Hal lain yang juga menjadi perhatian di Salam, kerjasama dan saling bahu membahu antara Wahya dan Toto membuka pemikiran banyak orang tentang bagaimana peran perempuan, peran seorang istri dan Ibu. Kapan waktu yang tepat seorang perempuan untuk maju ke depan, kapan sebaiknya memberi dukungan dari belakang saja.
Contoh sederhana, pada masa anak-anak usia PAUD, Wahya banyak mendorong orang tua untuk berupaya ikut dalam setiap proses pembelajaran anak. Konsep ini sungguh memutuskan anggapan bahwa ketika anak sudah bersekolah, tanggung jawab dalam hal pendidikan sepenuhnya diserahkan kepada sekolah saja. Justru orang tua diminta terlibat sepenuhnya, bukan hanya tahu anaknya sedang proses belajar apa, tetapi juga ikut sebagai ‘fasilitator’ di rumah. Ikut belajar, mengamati, sekaligus membuat catatan mengenai perkembangan mereka.
Dari Wahya, para ibu, orang tua maupun fasilitator banyak belajar tentang bagaimana peran perempuan sekaligus peran sebagai Ibu. Bukan sekadar emansipasi dalam arti kesetaraan dengan lelaki, tetapi Wahya mencontohkan bagaimana perempuan bisa seimbang melakukan peran-perannya. Salah satunya tentang asuh didik dalam keluarga.
Seiring usianya yang sudah lebih dari dua dasawarsa, Salam terus belajar dan berdinamika.
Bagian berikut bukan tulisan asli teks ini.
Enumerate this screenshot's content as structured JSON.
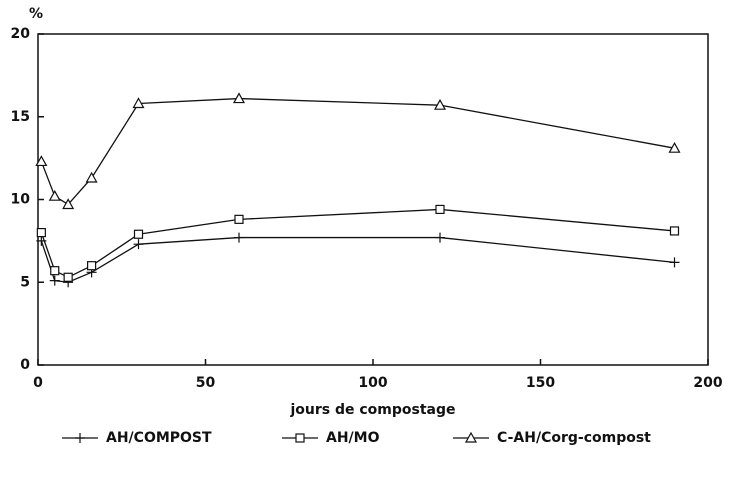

Bila orang awam melihat Salam sebagai perjalanan batin Wahya dan Toto dalam berproses memaknai pendidikan, tetapi sesungguhnya perjalanan Wahya-lah yang tampak signifikan sejak kecil dan mendewasa.
Frasa We Make Roads By Walking yang ada di salah satu kasus produksi Salam, mungkin tepat untuk menggambarkan praktik sekaligus teori yang dijalani seorang Wahya. Perjalanan Wahya mulai dari tumbuh kembang secara komunal di Klaten, perjuangan bersama masyarakat Code, berpindah ke Sumatera, lalu mewujudkan konsep pendidikan alternatif dengan membangun SALAM di Lawen hingga bersama suaminya Toto Rahardjo di Yogyakarta, semuanya berkelindan satu sama lain dan tidak dapat dipisahkan; berjalan di atas isu kemanusiaan, untuk kehidupan anak-anak Indonesia yang lebih baik.
Ketika diminta apa kesannya menjalani laku hidup yang selalu berkelindan dengan masyarakat kecil dan isu kemanusiaan, Wahya berujar, “Dengan memberi sesungguhnya kita menerima. Hidup saya dipenuhi berkat dan doa dari banyak orang. Ibaratnya di mana-mana sata bisa bertemu saudara. Bukankah itu kekayaan yang sesungguhnya dapat hidup berdampingan dengan damai bersama semua makhluk?”